Is true that if $G$ is a $p$-group finite, say, $\mid G \mid = p^d$, then $G$ is $d$-generated?

Answer 1

If $d$ generated means "generated by d elements", much more is true: If the Frattini quotient $G/\phi(G)$ has order $p^n$, then $G$ is generated by n elements.

Answer 2

Yes, because it is $k$-generated, where $p^k$ is the order of $G/\phi(G)$, where $\phi(G)$ is the Frattini subgroup of $G$.

See: https://en.wikipedia.org/wiki/Frattini_subgroup and https://www.math.colostate.edu/~clayton/courses/602/602_4.pdf

Answer 3

Something stronger is true: if $|G| = p_1^{e_1} p_2^{e_2} \ldots p_n^{e_n}$, then there is a generating set for $G$ of size $\sum_{i=1}^n{e_n}$. The bound is sharp (at least) for products of elementary $p$-groups.
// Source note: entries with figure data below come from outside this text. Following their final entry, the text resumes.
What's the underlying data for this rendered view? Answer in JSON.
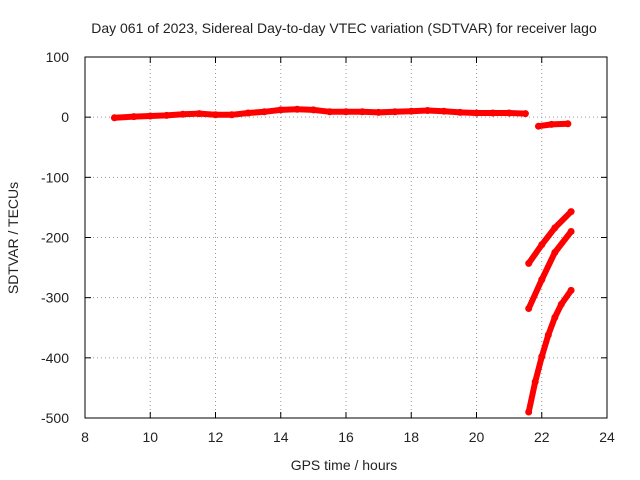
{
  "chart_data": {
    "type": "scatter",
    "title": "Day 061 of 2023, Sidereal Day-to-day VTEC variation (SDTVAR) for receiver lago",
    "xlabel": "GPS time / hours",
    "ylabel": "SDTVAR / TECUs",
    "xlim": [
      8,
      24
    ],
    "ylim": [
      -500,
      100
    ],
    "xticks": [
      8,
      10,
      12,
      14,
      16,
      18,
      20,
      22,
      24
    ],
    "yticks": [
      100,
      0,
      -100,
      -200,
      -300,
      -400,
      -500
    ],
    "xtick_labels": [
      "8",
      "10",
      "12",
      "14",
      "16",
      "18",
      "20",
      "22",
      "24"
    ],
    "ytick_labels": [
      "100",
      "0",
      "-100",
      "-200",
      "-300",
      "-400",
      "-500"
    ],
    "grid": true,
    "color": "#ff0000",
    "series": [
      {
        "name": "main",
        "x": [
          8.9,
          9.5,
          10.0,
          10.5,
          11.0,
          11.5,
          12.0,
          12.5,
          13.0,
          13.5,
          14.0,
          14.5,
          15.0,
          15.5,
          16.0,
          16.5,
          17.0,
          17.5,
          18.0,
          18.5,
          19.0,
          19.5,
          20.0,
          20.5,
          21.0,
          21.5
        ],
        "y": [
          -1,
          1,
          2,
          3,
          5,
          6,
          4,
          4,
          7,
          9,
          12,
          13,
          12,
          9,
          9,
          9,
          8,
          9,
          10,
          11,
          10,
          8,
          7,
          7,
          7,
          6
        ]
      },
      {
        "name": "segment-2",
        "x": [
          21.9,
          22.3,
          22.8
        ],
        "y": [
          -15,
          -12,
          -11
        ]
      },
      {
        "name": "segment-3",
        "x": [
          21.6,
          22.0,
          22.4,
          22.9
        ],
        "y": [
          -243,
          -212,
          -184,
          -157
        ]
      },
      {
        "name": "segment-4",
        "x": [
          21.6,
          22.0,
          22.4,
          22.9
        ],
        "y": [
          -318,
          -270,
          -225,
          -190
        ]
      },
      {
        "name": "segment-5",
        "x": [
          21.6,
          21.8,
          22.0,
          22.2,
          22.4,
          22.6,
          22.9
        ],
        "y": [
          -490,
          -440,
          -398,
          -362,
          -333,
          -311,
          -288
        ]
      }
    ]
  }
}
I don't have a reference at hand, but it's easy to prove. The idea is that if you have a set $X$ such that $\langle X \rangle \neq G$, you can find an element $y \in G - \langle X \rangle$. Since $\langle X \cup \{ y\} \rangle \neq \langle X \rangle$, the size will increase by at least one prime factor: $| \langle X \cup \{ y\} \rangle : \langle X \rangle | \gt 1$. Therefore, starting with the empty set, you'll find a generating set for $G$ in a number of steps that's at most equal to the sum of the exponents in the prime factorisation of $|G|$.

This latter number is called the multiprimality of $|G|$, see https://mathworld.wolfram.com/PrimeFactor.html or the delightful paper "Counting groups: gnus, moas and other exotica" by Conway et al.